The past few years have seen American companies practically stampede to the border in an effort take advantage of lower rates elsewhere. The top U.S. corporate rate is 35 percent. In Ireland, for example, it is just 12.5 percent.
At least 21 U.S. companies have announced plans to invert since the start of 2012, according to a tally kept Bloomberg News. Among the brands planning to pull up stakes are Chiquita, the banana giant, and Mylan, which makes generic drugs.
One company, the drugstore giant Walgreen, considered and then abandoned a planned inversion earlier this month as part of its takeover of the Swiss company Alliance Boots, after it faced significant public backlash.
The chief executive of Mylan recently told a New York Times columnist that she had no choice but to invert as part of a buyout of a company in the Netherlands. But this argument isn't especially convincing. That's because the U.S. tax code is so riddled with loopholes that very few companies pay anything near 35 percent. Companies like General Electric, Google and Apple have whiz-bang tax departments that have mastered the art of tax avoidance, often by routing income through low- or no-tax jurisdictions, like Bermuda.
In 2010, profitable U.S. corporations paid an effective rate of less than 13 percent, according to the Government Accountability Office, a nonpartisan arm of Congress.
But in the world of tax avoidance, as in life, there are haves and have-nots. Tech and drug companies have all sorts of ways to shift earnings abroad and make tax bills lower. Companies that sell a lot of physical things in the U.S. -- such as hamburgers -- typically pay a much higher rate, because it is harder to disguise those sales as foreign income.
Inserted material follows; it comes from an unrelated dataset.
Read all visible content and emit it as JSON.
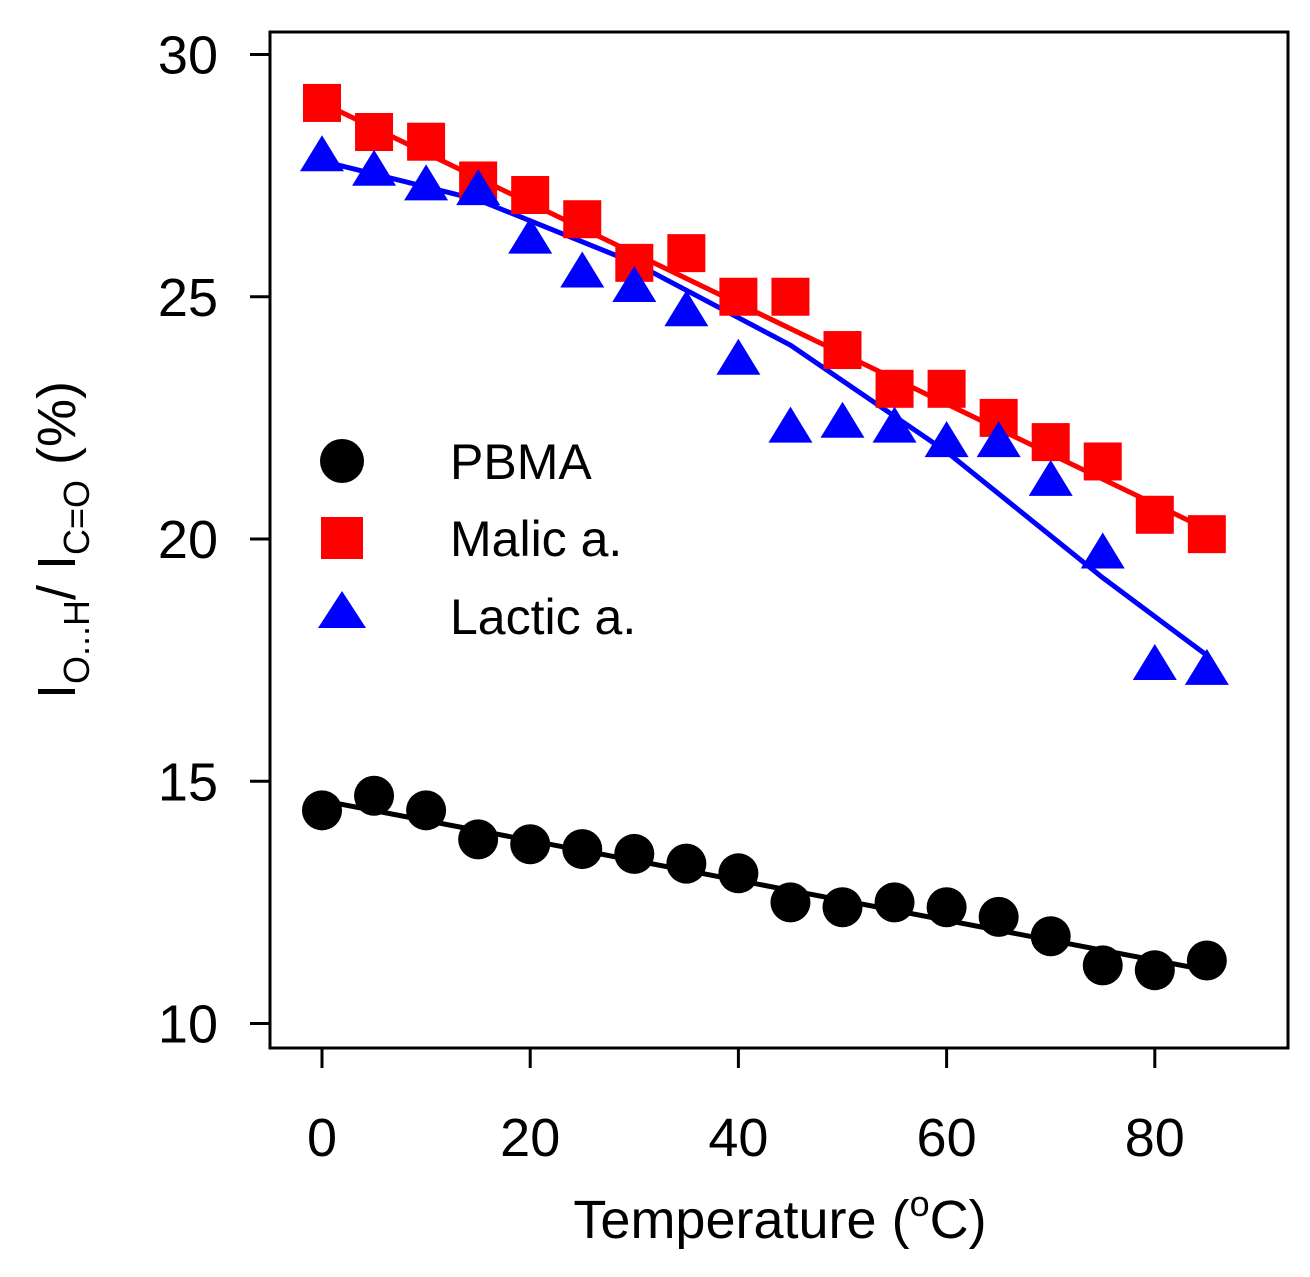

Inversions won't solve this tax problem altogether, but they do give businesses a basket of new tax avoidance options.
The Walgreen inversion, for example, could have allowed the company to slash its tax rate by as much as 15 percent, equating to savings of billions of dollars. Burger King's projected tax savings, according to initial news reports, would be smaller, though it is too early to say for sure how much.
In 2013 the company deposited $88 million in government coffers, at an effective tax rate of about 27 percent, according to filings. (That's lower than the top rate because the company doesn't pay domestic taxes on burgers sold abroad. Burger King is huge in Germany, as it turns out).
But even if Burger King's tax savings add up to no more than a few million dollars a year, by corporate standards, it is easy money. Completing an inversion is primarily a function of filing the right paperwork. Company executives can stay put at headquarters in Miami. They can become Canadian without even buying a winter coat.